A song like On My Mind, which has these massive synths — is that the sort of song you saw yourself singing before this whole thing took off, when it was just you and a guitar on YouTube?
When I was 10 or 11, I thought I was going to sing country music.
Like, American country? Nashville country?
One of my biggest inspirations when I was younger was Keith Urban. That’s what I thought I’d be doing. And on my 11th birthday, I had my first party — we had a bunch of strobe lights, and we were playing a bunch of hip-hop music that I don’t think my parents really allowed. And I started dancing for the first time, and I was having fun. I was gliding, doing all this crazy stuff. I’d never done it before. And my friends were like, “Dude, what’s going on? We’ve never seen this side of you.” It was crazy. That’s when I started getting into the Chris Browns, the Justin Timberlakes, the Michael Jacksons — all that side of the music industry. I was like, “That’s where I want to go now.”
Justin Timberlake, I’m totally into him. Even now, I think he will be always be my biggest inspiration, because he was my age when he was doing the Disney Channel, the Mickey Mouse Club stuff, and now he’s a very respected, very credible artist. I think he proved to the world that he was much more real. He wasn’t just another teen artist. And I think with this tour that I’m on right now, and this album I have coming out, I want to prove that what I’m doing is much more real than that.
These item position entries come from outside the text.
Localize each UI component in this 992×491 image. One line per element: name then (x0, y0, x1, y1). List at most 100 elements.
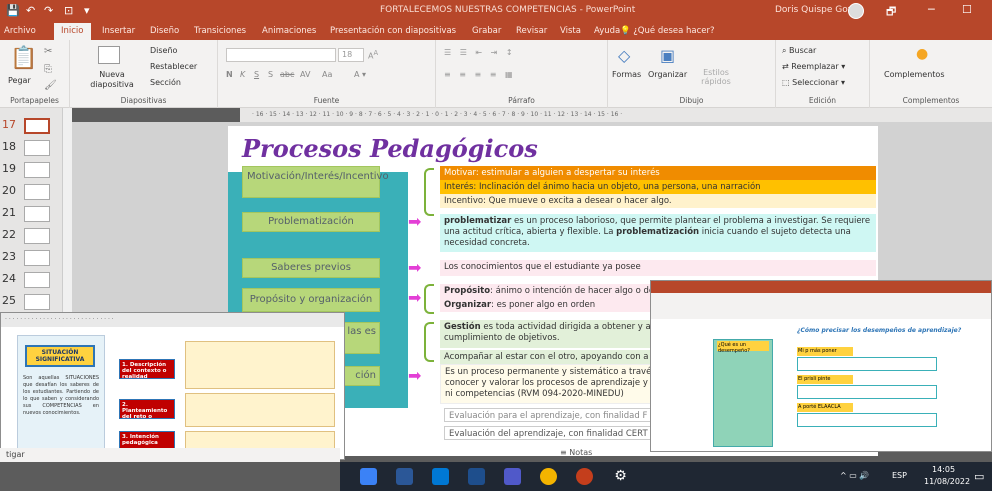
step-2-box[interactable]: 2. Planteamiento del reto o desafío (119, 399, 175, 426)
redo-icon[interactable]: ↷ (44, 4, 53, 17)
maximize-icon[interactable]: ☐ (962, 3, 972, 16)
proposito-row[interactable]: Propósito: ánimo o intención de hacer al… (440, 284, 660, 298)
minimize-icon[interactable]: ─ (928, 3, 935, 16)
tab-vista[interactable]: Vista (560, 26, 581, 36)
list-buttons[interactable]: ☰ ☰ ⇤ ⇥ ↕ (444, 48, 516, 57)
motivar-row[interactable]: Motivar: estimular a alguien a despertar… (440, 166, 876, 180)
italic-button[interactable]: K (240, 70, 245, 79)
quick-styles-button[interactable]: Estilos rápidos (696, 68, 736, 86)
tab-transiciones[interactable]: Transiciones (194, 26, 246, 36)
process-proposito[interactable]: Propósito y organización (242, 288, 380, 312)
paste-label[interactable]: Pegar (8, 76, 31, 85)
tell-me-box[interactable]: 💡 ¿Qué desea hacer? (620, 26, 715, 36)
tab-revisar[interactable]: Revisar (516, 26, 547, 36)
section-button[interactable]: Sección (150, 78, 181, 87)
clock-date[interactable]: 11/08/2022 (924, 477, 970, 486)
tab-insertar[interactable]: Insertar (102, 26, 135, 36)
ribbon-display-icon[interactable]: 🗗 (886, 3, 896, 22)
process-saberes-previos[interactable]: Saberes previos (242, 258, 380, 278)
situacion-title[interactable]: SITUACIÓN SIGNIFICATIVA (25, 345, 95, 367)
notifications-icon[interactable]: ▭ (974, 470, 984, 483)
start-slideshow-icon[interactable]: ⊡ (64, 4, 73, 17)
chrome-icon[interactable] (540, 468, 557, 485)
search-button[interactable]: ⌕ Buscar (782, 46, 816, 56)
cut-icon[interactable]: ✂ (44, 46, 52, 57)
process-motivacion[interactable]: Motivación/Interés/Incentivo (242, 166, 389, 198)
acompanar-row[interactable]: Acompañar al estar con el otro, apoyando… (440, 350, 660, 364)
tab-animaciones[interactable]: Animaciones (262, 26, 316, 36)
char-spacing-button[interactable]: AV (300, 70, 310, 79)
tab-ayuda[interactable]: Ayuda (594, 26, 620, 36)
tab-archivo[interactable]: Archivo (4, 26, 36, 36)
strikethrough-button[interactable]: abc (280, 70, 294, 79)
slide-thumbnail-20[interactable] (24, 184, 50, 200)
tab-grabar[interactable]: Grabar (472, 26, 501, 36)
format-painter-icon[interactable]: 🖌 (44, 80, 57, 91)
slide-thumbnail-17[interactable] (24, 118, 50, 134)
change-case-button[interactable]: Aa (322, 70, 332, 79)
replace-button[interactable]: ⇄ Reemplazar ▾ (782, 62, 845, 71)
interes-row[interactable]: Interés: Inclinación del ánimo hacia un … (440, 180, 876, 194)
slide-thumbnail-24[interactable] (24, 272, 50, 288)
align-buttons[interactable]: ≡ ≡ ≡ ≡ ▦ (444, 70, 516, 79)
tray-icons[interactable]: ^ ▭ 🔊 (840, 471, 869, 480)
arrange-icon[interactable]: ▣ (660, 46, 675, 65)
underline-button[interactable]: S (254, 70, 259, 79)
bold-button[interactable]: N (226, 70, 233, 79)
font-size-box[interactable]: 18 (338, 48, 364, 62)
slide-thumbnail-18[interactable] (24, 140, 50, 156)
shapes-button[interactable]: Formas (612, 70, 641, 79)
secondary-window-right[interactable]: ¿Cómo precisar los desempeños de aprendi… (650, 280, 992, 452)
slide-thumbnail-21[interactable] (24, 206, 50, 222)
customize-qat-icon[interactable]: ▾ (84, 4, 90, 17)
mail-icon[interactable] (468, 468, 485, 485)
slide-title[interactable]: Procesos Pedagógicos (242, 134, 538, 163)
arrange-button[interactable]: Organizar (648, 70, 687, 79)
app-icon[interactable] (432, 468, 449, 485)
evaluacion-definition[interactable]: Es un proceso permanente y sistemático a… (440, 364, 660, 404)
shapes-icon[interactable]: ◇ (618, 46, 630, 65)
reset-button[interactable]: Restablecer (150, 62, 197, 71)
clock-time[interactable]: 14:05 (932, 465, 955, 474)
teams-icon[interactable] (504, 468, 521, 485)
paste-icon[interactable]: 📋 (10, 46, 37, 71)
word-icon[interactable] (396, 468, 413, 485)
font-color-button[interactable]: A ▾ (354, 70, 366, 79)
user-avatar[interactable] (848, 3, 864, 19)
grow-font-icon[interactable]: AA (368, 49, 378, 61)
organizar-row[interactable]: Organizar: es poner algo en orden (440, 298, 660, 312)
settings-icon[interactable]: ⚙ (612, 468, 629, 485)
file-explorer-icon[interactable] (360, 468, 377, 485)
tab-presentacion[interactable]: Presentación con diapositivas (330, 26, 456, 36)
language-indicator[interactable]: ESP (892, 471, 907, 480)
saberes-text[interactable]: Los conocimientos que el estudiante ya p… (440, 260, 876, 276)
step-1-box[interactable]: 1. Descripción del contexto o realidad (119, 359, 175, 380)
slide-thumbnail-25[interactable] (24, 294, 50, 310)
new-slide-icon[interactable] (98, 46, 120, 64)
process-problematizacion[interactable]: Problematización (242, 212, 380, 232)
secondary-window-left[interactable]: · · · · · · · · · · · · · · · · · · · · … (0, 312, 345, 460)
gestion-row[interactable]: Gestión es toda actividad dirigida a obt… (440, 320, 660, 348)
font-name-box[interactable] (226, 48, 336, 62)
incentivo-row[interactable]: Incentivo: Que mueve o excita a desear o… (440, 194, 876, 208)
shadow-button[interactable]: S (268, 70, 273, 79)
tab-inicio[interactable]: Inicio (54, 23, 91, 40)
slide-thumbnail-22[interactable] (24, 228, 50, 244)
new-slide-button[interactable]: Nueva diapositiva (82, 70, 142, 90)
notes-button[interactable]: ≡ Notas (560, 448, 650, 462)
eval-del-aprendizaje[interactable]: Evaluación del aprendizaje, con finalida… (444, 426, 660, 440)
powerpoint-icon[interactable] (576, 468, 593, 485)
slide-thumbnail-19[interactable] (24, 162, 50, 178)
tab-diseno[interactable]: Diseño (150, 26, 179, 36)
layout-button[interactable]: Diseño (150, 46, 177, 55)
problematizacion-text[interactable]: problematizar es un proceso laborioso, q… (440, 214, 876, 252)
undo-icon[interactable]: ↶ (26, 4, 35, 17)
addins-icon[interactable]: ● (916, 46, 928, 62)
save-icon[interactable]: 💾 (6, 4, 20, 17)
copy-icon[interactable]: ⎘ (44, 64, 52, 75)
select-button[interactable]: ⬚ Seleccionar ▾ (782, 78, 845, 87)
eval-para-aprendizaje[interactable]: Evaluación para el aprendizaje, con fina… (444, 408, 660, 422)
addins-button[interactable]: Complementos (884, 70, 944, 79)
thumbnail-scrollbar[interactable] (62, 108, 72, 318)
slide-thumbnail-23[interactable] (24, 250, 50, 266)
Do you ever see yourself wanting to strip down and go back to country singer-songwriterdom, or do you feel like that’s in the past for you?
Honestly, I really can’t predict what I’m going to be doing in the future. If you listen to my EP, there’s this song called Angel that is still pop, but it’s a singer-songwriter style of pop, like a Jason Mraz kind of thing. I wrote that song, and I think that style, a lot of that kind of music, will feature on my album. That’s the kind of stuff that I’d like to do as I grow up as well.
Do you ever get the urge to just shred out and go nuts on an electric guitar?
There’s one song that I’m working on right now that’s like a dance track, but I took the synths out and put electric guitar in, and I want to put an electric guitar solo in there. I want to do stuff that you don’t really hear too much in pop music. I know Lady Gaga recently did that saxophone solo on one of her tracks. I love experimenting and I love being a little unpredictable, while still keeping it all in a very nice balance, of being that mainstream sound.
In Australia, is your hometown a beach community?
Yeah, you could definitely call it that.
What do you do when you go to the beach? Do you surf, or wakeboard, or play volleyball or anything?
I surf. The beach is my life. It’s hard, because I really never get the time anymore to be able to go and chill at the beach. But that was my lifestyle growing up. I was a swimmer. also. I’d go to the beach a lot of mornings before school and surf at sunrise, and it was just an amazing chill, relaxed lifestyle. I’m still very much like that. I see a lot of people stressing out, and I’m a very chill, laid-back kind of guy. Obviously I get stressed out at times when things don’t go right — like I said, I’m a perfectionist, and I want to make sure everything I’m doing is the way that I envisioned it musically. But I think it’s important to keep a level head in this crazy, crazy world that I’m in at the moment.